もうひとりの部下、サージョンは、同じくホワイトサーペントの電撃を食らい落馬した。

こちらは無傷とはいかず、右足と左腕を骨折し、意識はしっかりしているが、満足に動くことが出来ない状況だった。


魔獣に追われながらも生き残っていた兵員6名のうち、2名はレッドサーペントの火炎により大やけどを負っていた。

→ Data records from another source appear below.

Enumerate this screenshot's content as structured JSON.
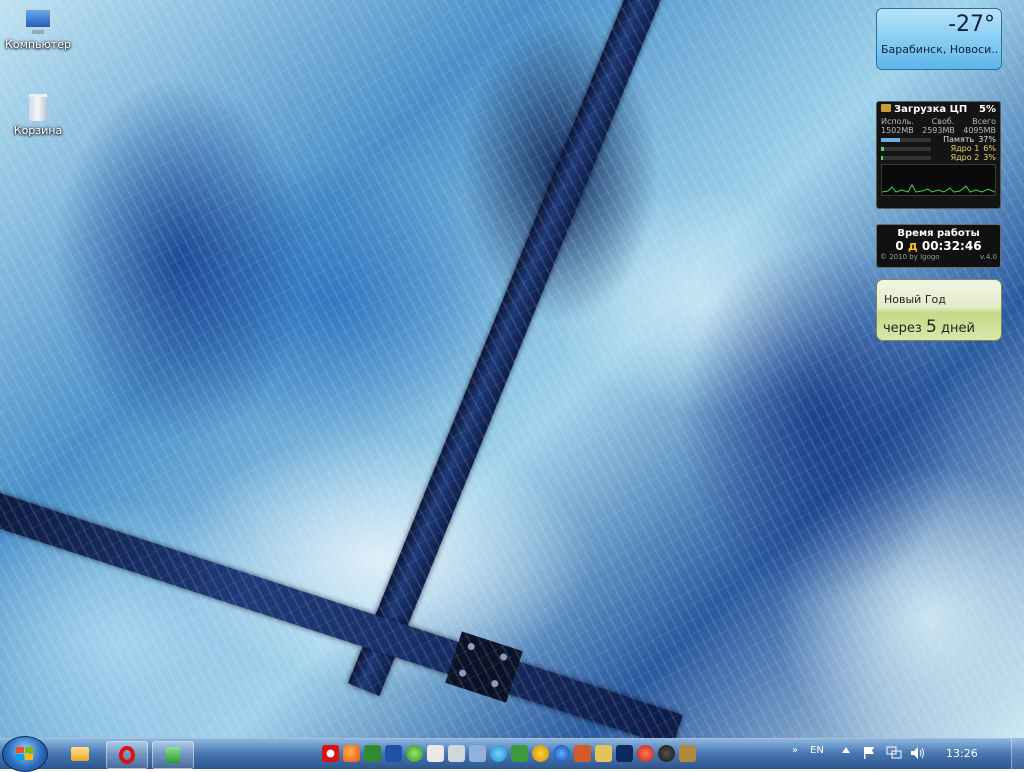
{
  "desktop": {
    "icons": [
      {
        "label": "Компьютер",
        "icon": "computer-icon"
      },
      {
        "label": "Корзина",
        "icon": "recycle-bin-icon"
      }
    ]
  },
  "gadgets": {
    "weather": {
      "temperature": "-27°",
      "city": "Барабинск, Новоси..."
    },
    "cpu": {
      "title": "Загрузка ЦП",
      "percent": "5%",
      "mem_headers": [
        "Исполь.",
        "Своб.",
        "Всего"
      ],
      "mem_values": [
        "1502MB",
        "2593MB",
        "4095MB"
      ],
      "rows": [
        {
          "name": "Память",
          "value": "37%",
          "level": 0.37
        },
        {
          "name": "Ядро 1",
          "value": "6%",
          "level": 0.06
        },
        {
          "name": "Ядро 2",
          "value": "3%",
          "level": 0.03
        }
      ]
    },
    "uptime": {
      "title": "Время работы",
      "days": "0",
      "days_unit": "д",
      "time": "00:32:46",
      "copyright": "© 2010 by Igogo",
      "version": "v.4.0"
    },
    "new_year": {
      "title": "Новый Год",
      "prefix": "через",
      "number": "5",
      "suffix": "дней"
    }
  },
  "taskbar": {
    "start_icon": "windows-logo-icon",
    "pinned": [
      {
        "name": "explorer-icon",
        "pressed": false
      },
      {
        "name": "opera-icon",
        "pressed": true
      },
      {
        "name": "gadget-app-icon",
        "pressed": true
      }
    ],
    "quick_launch_icons": [
      "opera-icon",
      "firefox-icon",
      "notepadplusplus-icon",
      "save-icon",
      "media-player-icon",
      "gmail-icon",
      "network-icon",
      "photo-icon",
      "skype-icon",
      "puzzle-icon",
      "aimp-icon",
      "storm-icon",
      "gallery-icon",
      "folder-icon",
      "photoshop-icon",
      "red-app-icon",
      "steam-icon",
      "archive-icon"
    ],
    "overflow_chevron": "»",
    "language": "EN",
    "tray_icons": [
      "show-hidden-icon",
      "flag-icon",
      "network-tray-icon",
      "volume-icon"
    ],
    "clock": "13:26"
  },
  "colors": {
    "taskbar": "#3c6ea8",
    "weather_bg": "#5db6ea",
    "newyear_bg": "#d9e7aa",
    "cpu_bg": "#141414"
  }
}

しかし、応急処置の回復薬でなんとか動くことが可能だった。


A+クラスの魔獣が3体居たのだ、こんな小部隊など全滅する運命だった。

しかし、謎の音と共に加えられた攻撃で、全ての魔獣たちが撃ち倒された。


「うーむ、この状況、誰か説明できる者は居るか?」

リセルゼは集まった兵をぐるっと見回して言う。


皆はだまって、リセルゼの顔を見ているだけだった。

「そりゃあそうだろうなあ。魔獣を一撃で屠る事が出来るなど、勇者の所業だよ」

リセルゼは頭が爆発して胴体だけになったホワイトサーペントの死骸を見て言った。


「リセルゼさま、わたしの村の伝承で、森の守護者と言う者が、この森には住んでいるとの言い伝えが有ります」

骨折したほうの部下、サージョンは口を開く。

「ほう、それは、妖精さんか何かか?それとも勇者なのか?」

リセルゼは彼特有の癖、からかうような口調で、話を聞く。


真面目なサージョンは、少し戸惑いながらも、言葉を続ける。

「わたしは、この森の北側の外れの村出身なのですが、昔からの伝承なんです」

「その森の守護者は、森に害が及ぶ時に現れ、問題を解決してくれる人なんだと言われていました」

「過去に突如サンドウォームが現れて森が危機に瀕した時、一人で討伐を行ったとか」

「村近くにビッグキラービーの巣が出来た時にもキラービーたちを瞬く間に切り刻み、女王を討ち取って危機を救ってくれたなど」

「数多くの武勇伝が言い伝えられています」

リセルゼを含め、皆はサージョンの話を黙って聞いている。

「今回の出来事が、森の守護者によるものかはわかりませんが、話としては一致するんです」


サージョンが話を区切ったタイミングで、リセルゼは聞く。

「その、森の守護者って言うのの特徴とかは言い伝えられて居ないのか?」

「人間なのか、妖精なのかみたいな」

サージョンはそれに応えて口を開く。

「なんでも、種族は人間に近い男性で、髪色と瞳が緑、肌は透き通るように白く、動きはすばしっこいとの事です」


サージョンの説明にリセルゼは皆に聞く。

「そんな奴を見た事が有るか?」

当然誰もが首を振る。

「まあ、サージョンの伝説話はおとぎ話だろうが・・・」

「とにかく、俺たちは、正体不明の誰かには助けられたと言う事は間違いないか・・・」

そこは全員が一致した見解だった。

そして絶体絶命の危機を救った者は、リセルゼたちの前には結局、姿を現さなかったが。


「どう説明するかなあ・・・」

リセルゼはひとり呟いて言った。

「とにかく、救われた命だ、喜んでおこう」

「村に戻るぞ」

リセルゼがそう告げると、各員が、撤退の準備を始めた。